Trois courses disputées, un bilan en demi-teinte et une franchise désarmante. Mattia Binotto, à la tête du projet Audi en Formule 1, n’a guère cherché à édulcorer les difficultés auxquelles l’écurie allemande se heurte depuis le début de la saison 2026. Dans une déclaration rendue publique durant la trêve forcée d’avril — consécutive à l’annulation des Grands Prix de Bahreïn et d’Arabie saoudite —, l’Italien a livré un diagnostic technique aussi précis que dépourvu d’artifices sur les faiblesses de la R26.
Le moteur, principal point noir
Selon Binotto, la hiérarchie des problèmes s’impose avec une clarté implacable : « Notre déficit de performance trouve son origine dans le groupe motopropulseur. Nous savions que ce serait notre plus grand défi. Si l’on considère la performance globale et l’écart avec les meilleurs, c’est dans la power unit que réside la plus grande marge de progression. »
Ce constat n’a rien d’une surprise pour celui qui a dirigé Ferrari pendant de nombreuses années et maîtrise les arcanes complexes du développement moteur.
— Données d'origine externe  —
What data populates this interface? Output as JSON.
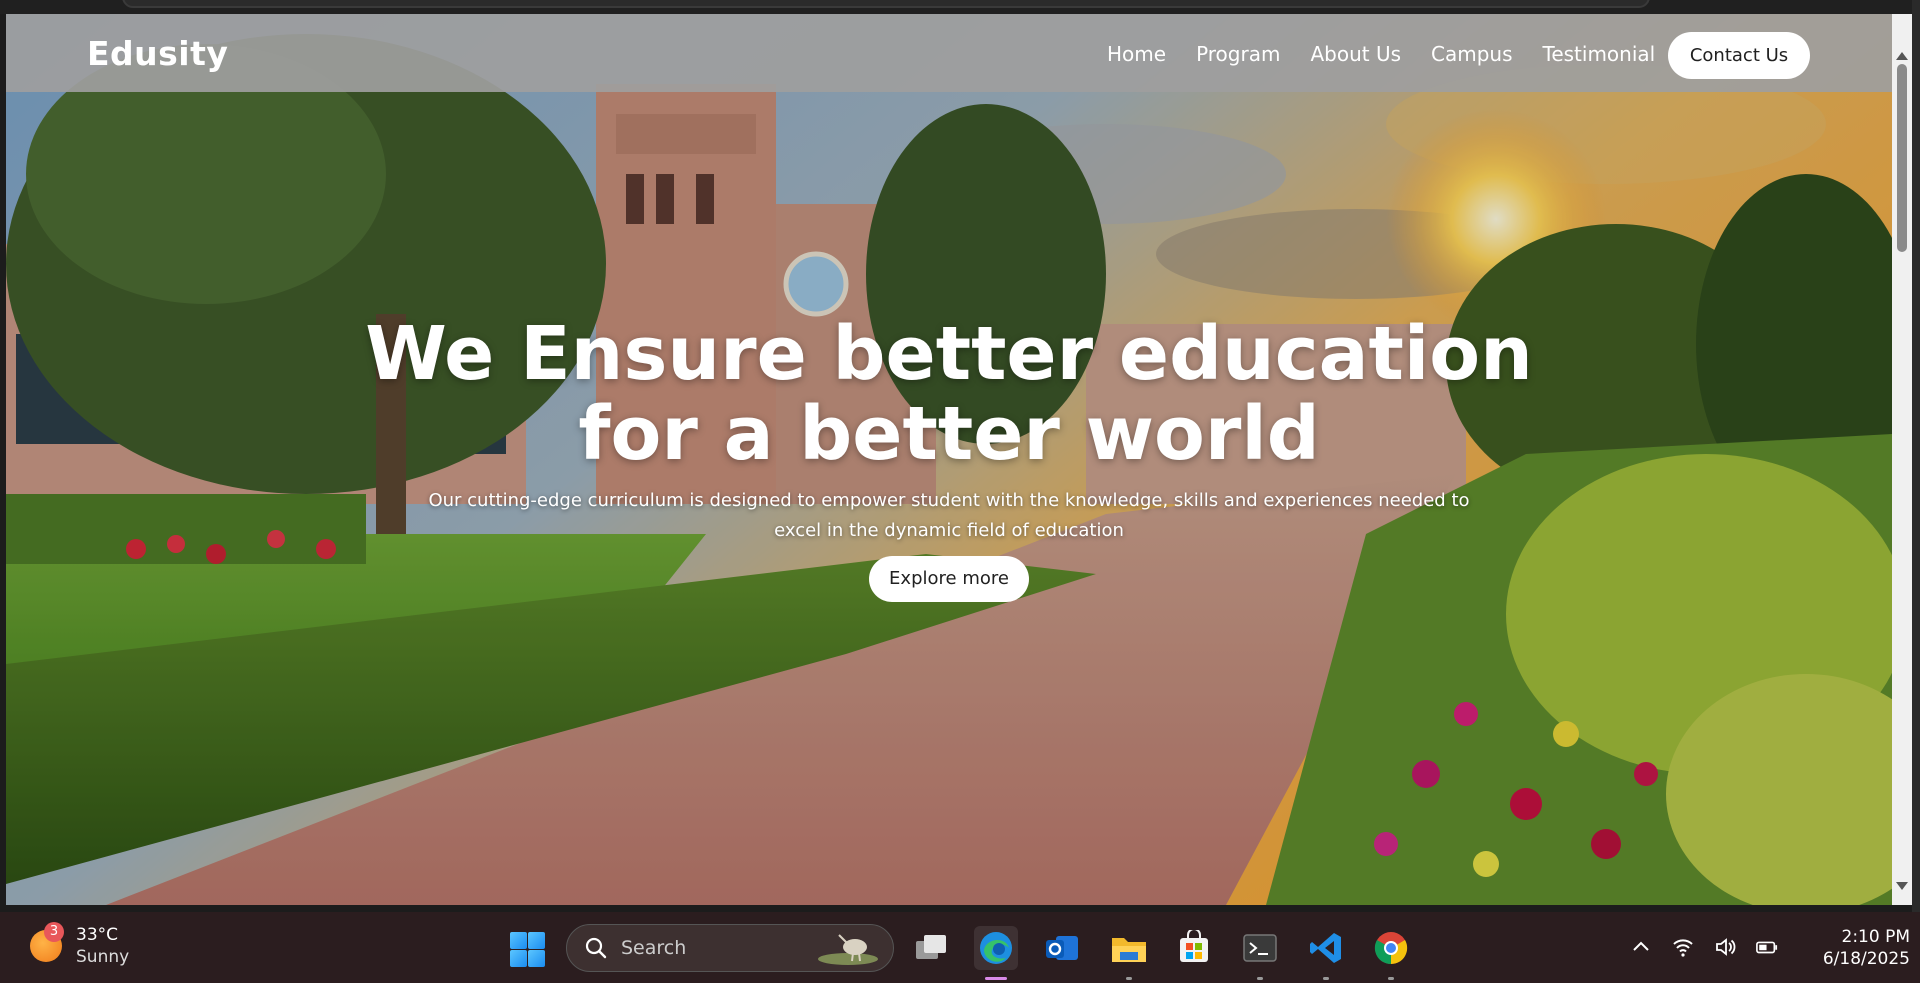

Audi, qui conçoit son unité de puissance entièrement en interne depuis son site de Neuburg an der Donau en Bavière, paie le prix de son inexpérience relative dans cet exercice d’une technicité extrême. Les données recueillies sur la piste sont éloquentes : la power unit Audi afficherait un retard d’environ une seconde au tour par rapport aux meilleures motorisations Mercedes et Ferrari sur certains circuits.
Binotto insiste cependant sur un point essentiel : le problème ne se réduit pas à une simple question de puissance. « Il ne s’agit pas uniquement d’un déficit de chevaux. La clé réside dans l’efficacité énergétique et la gestion de cette énergie », précise-t-il. Dans un cadre réglementaire où la part électrique représente désormais près de 50 % de la puissance totale — avec un MGU-K délivrant 470 chevaux, contre 160 sous l’ancien règlement —, maîtriser ce flux énergétique relève d’une complexité inédite.
Une monoplace instable et des rapports mal ajustés
Au-delà du manque de puissance pure, Binotto pointe du doigt des problèmes mécaniques concrets qui altèrent la pilotabilité de la R26. « La boîte de vitesses nous pose des difficultés. La voiture manque de stabilité au freinage comme à l’accélération. Peut-être les rapports ne sont-ils pas correctement calibrés », reconnaît-il avec une transparence peu commune pour un dirigeant de son envergure.
Ces symptômes découlent directement des spécificités du nouveau règlement 2026. Les difficultés rencontrées au freinage anticipé reflètent les défis posés par la gestion simultanée des rapports courts et de la pression du turbo, une équation particulièrement ardue pour un motoriste novice. Lors du Grand Prix du Japon à Suzuka, l’équipe avait d’ailleurs admis publiquement que la pilotabilité et la gestion de l’énergie demeuraient des nécessitant des améliorations urgentes.